Auf der Jagd nach einer Autobande
Eine eigene Partie für Kriminaldelikte, Drogen, Fußball-Fans und Cyber-Crime. Allesamt mit dem Jagdinstinkt ausgestattet. Schon seit Wochen sind die jungen Wilden einer Autobande auf der Spur. Kurz vor Mitternacht wird stiller Alarm in einem der überwachten Autohäuser ausgelöst.

Vier Streifen sind bereits im Bezirk unterwegs, in der Inspektion schnappen sich weitere sechs Polizisten die Jacken und stürmen zu den Einsatzwagen. Adrenalin. Zugriff um jeden Preis? Nein, die Falle schnappte um wenige Sekunden zu spät zu. Zwar mussten die Täter ihre Beute zurücklassen, sie konnten aber im Schutze der Dunkelheit entkommen. Sauer kehren wir ins "Mauseloch" zurück.

Kommandant: "Wir leben unserenBeruf"
Mittendrin Michaela Fischer. Die blonde Mähne zu einem Zopf zusammengebunden, sitzt die 29-Jährige am Computer. Papierkram eben. Seit sechs Jahren steht die Niederösterreicherin im Dienst.
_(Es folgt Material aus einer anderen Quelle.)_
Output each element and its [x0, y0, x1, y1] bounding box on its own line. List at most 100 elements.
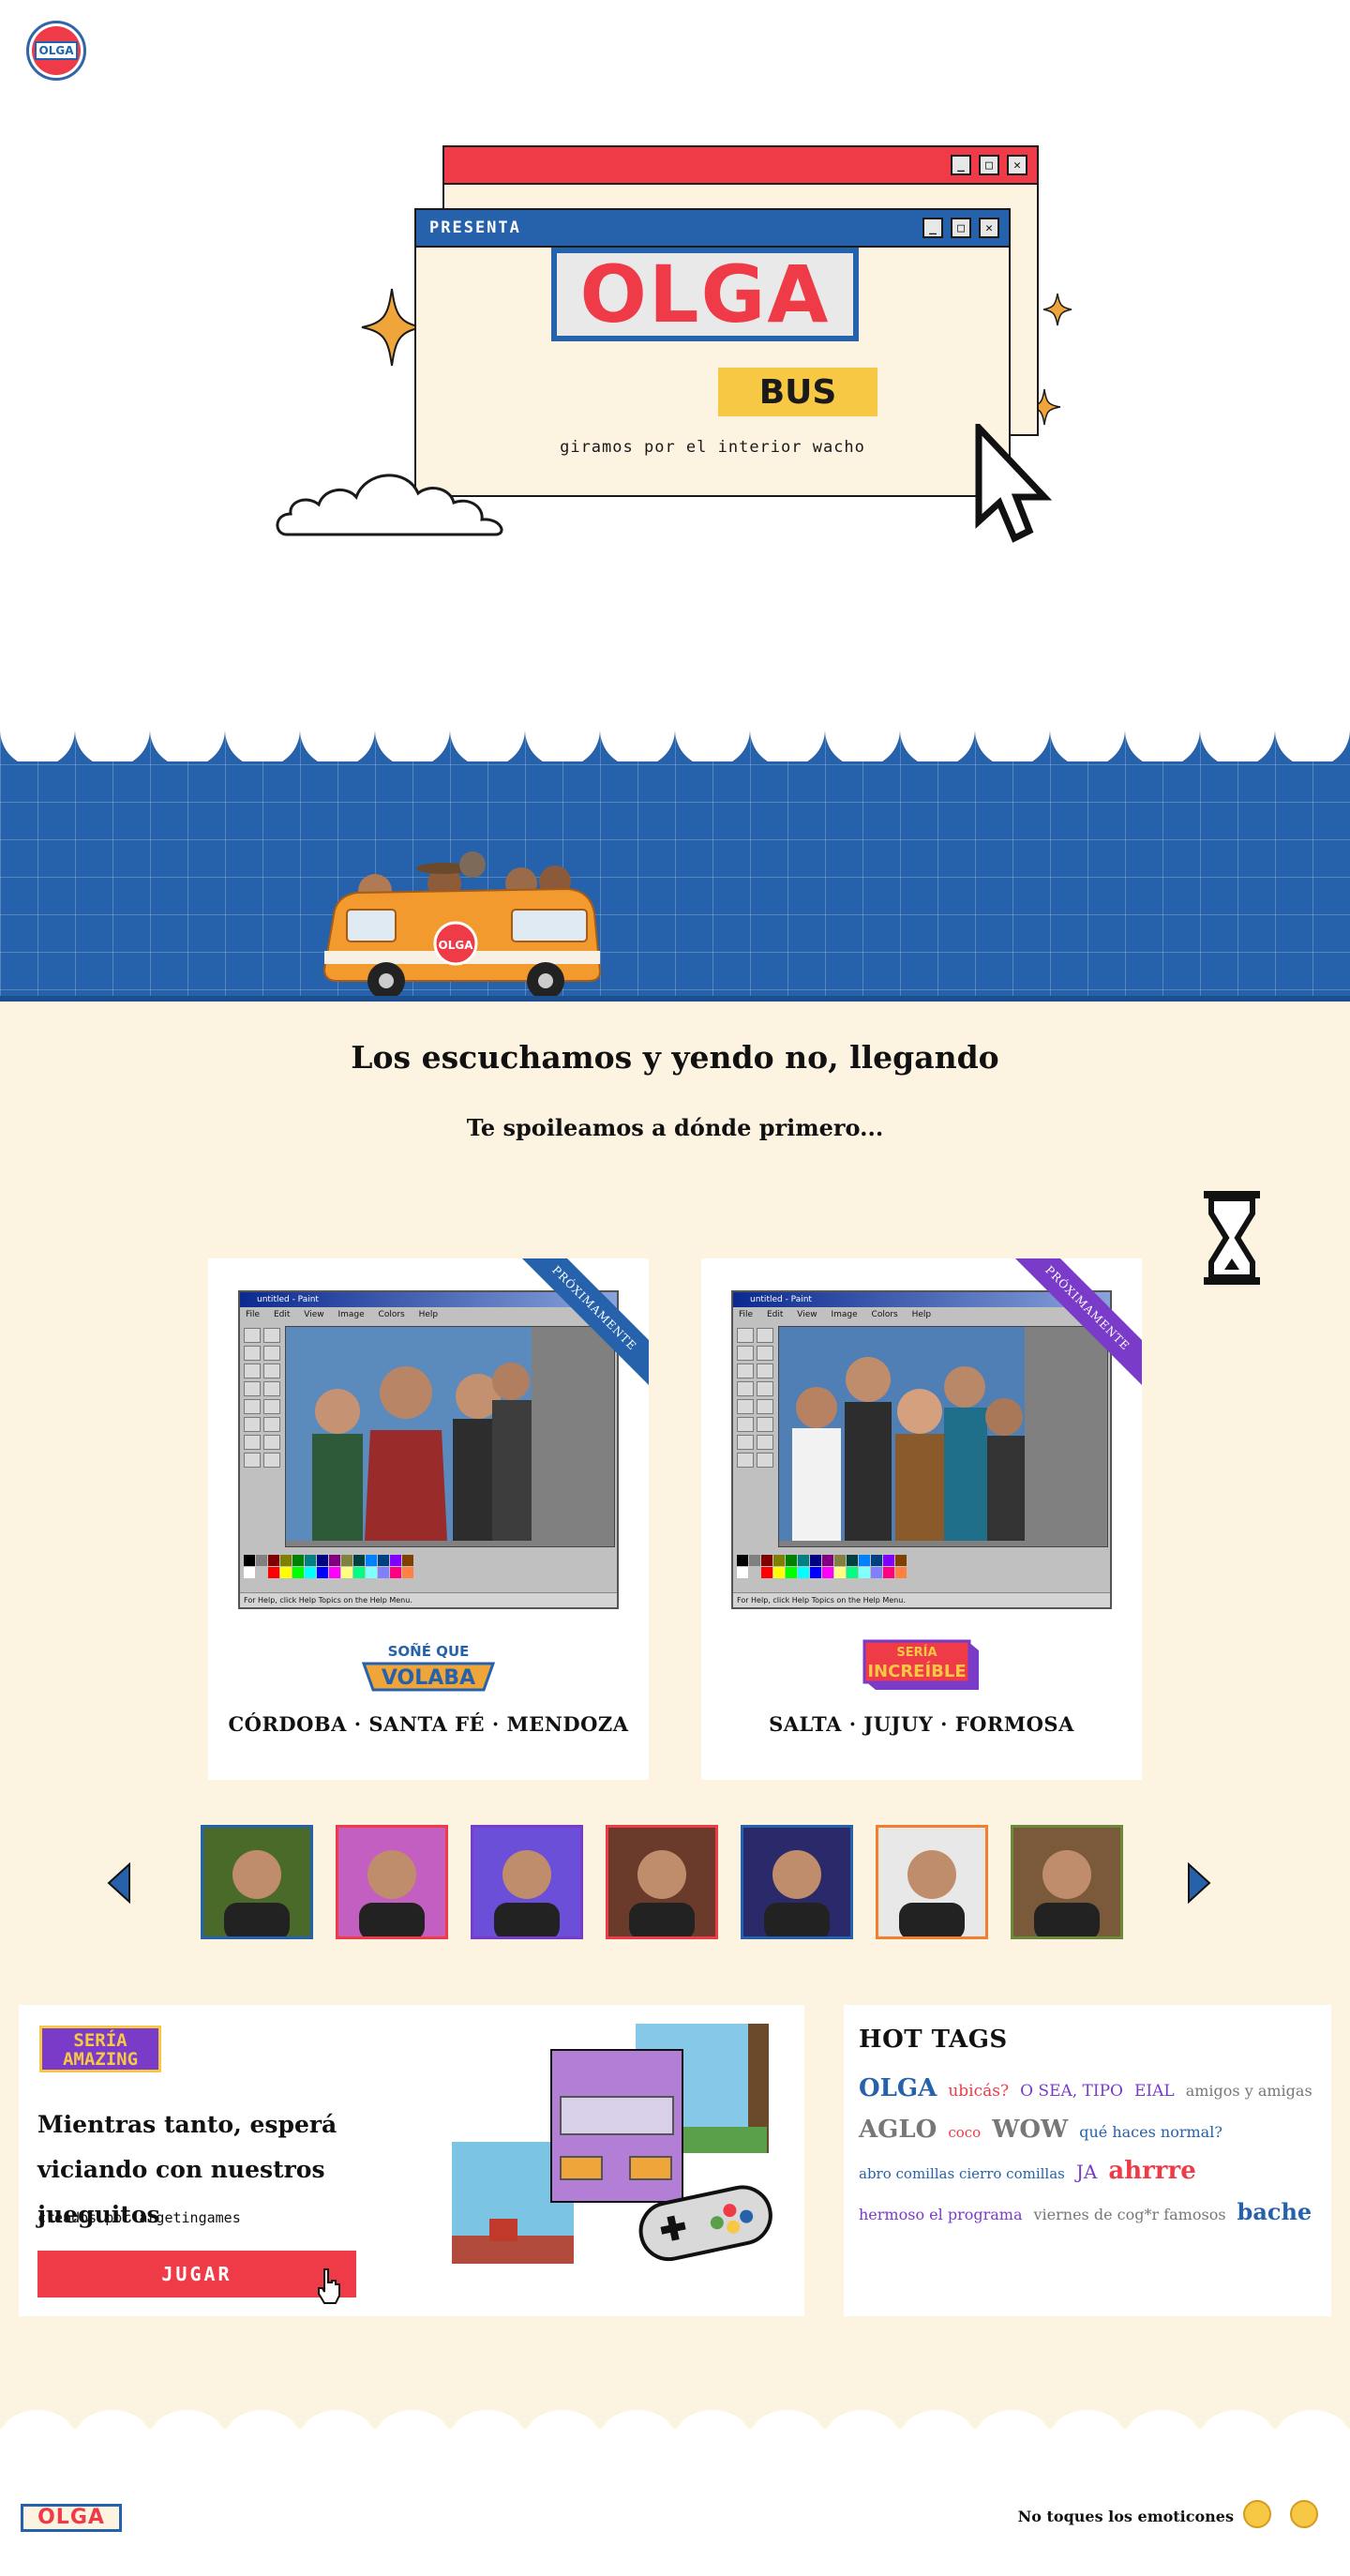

Das Chemiestudium hat sie abgebrochen - der Job als Polizistin ging vor. "Mit Menschen zu tun haben, Gerechtigkeitssinn und anderen zu helfen", so begründet sie ihre Berufswahl. Klischeehaft? Vielleicht. Ehrlich? Mit Sicherheit.

Die fehlgeschlagene Aktion gegen die Auto-Marder wurmt sie. Genauso wie die anderen. Und auch der vermeintliche Alko-Lenker, der sich der Anhaltung durch Vollgas entzog. "Wir leben unseren Beruf", so Postenkommandant Erwin Biegler. Dabei hätte er die Gauner ebenfalls gerne dingfest gemacht - allein beim Gedanken daran blitzen seine Augen. Polizeialltag, nicht nur in Perchtoldsdorf.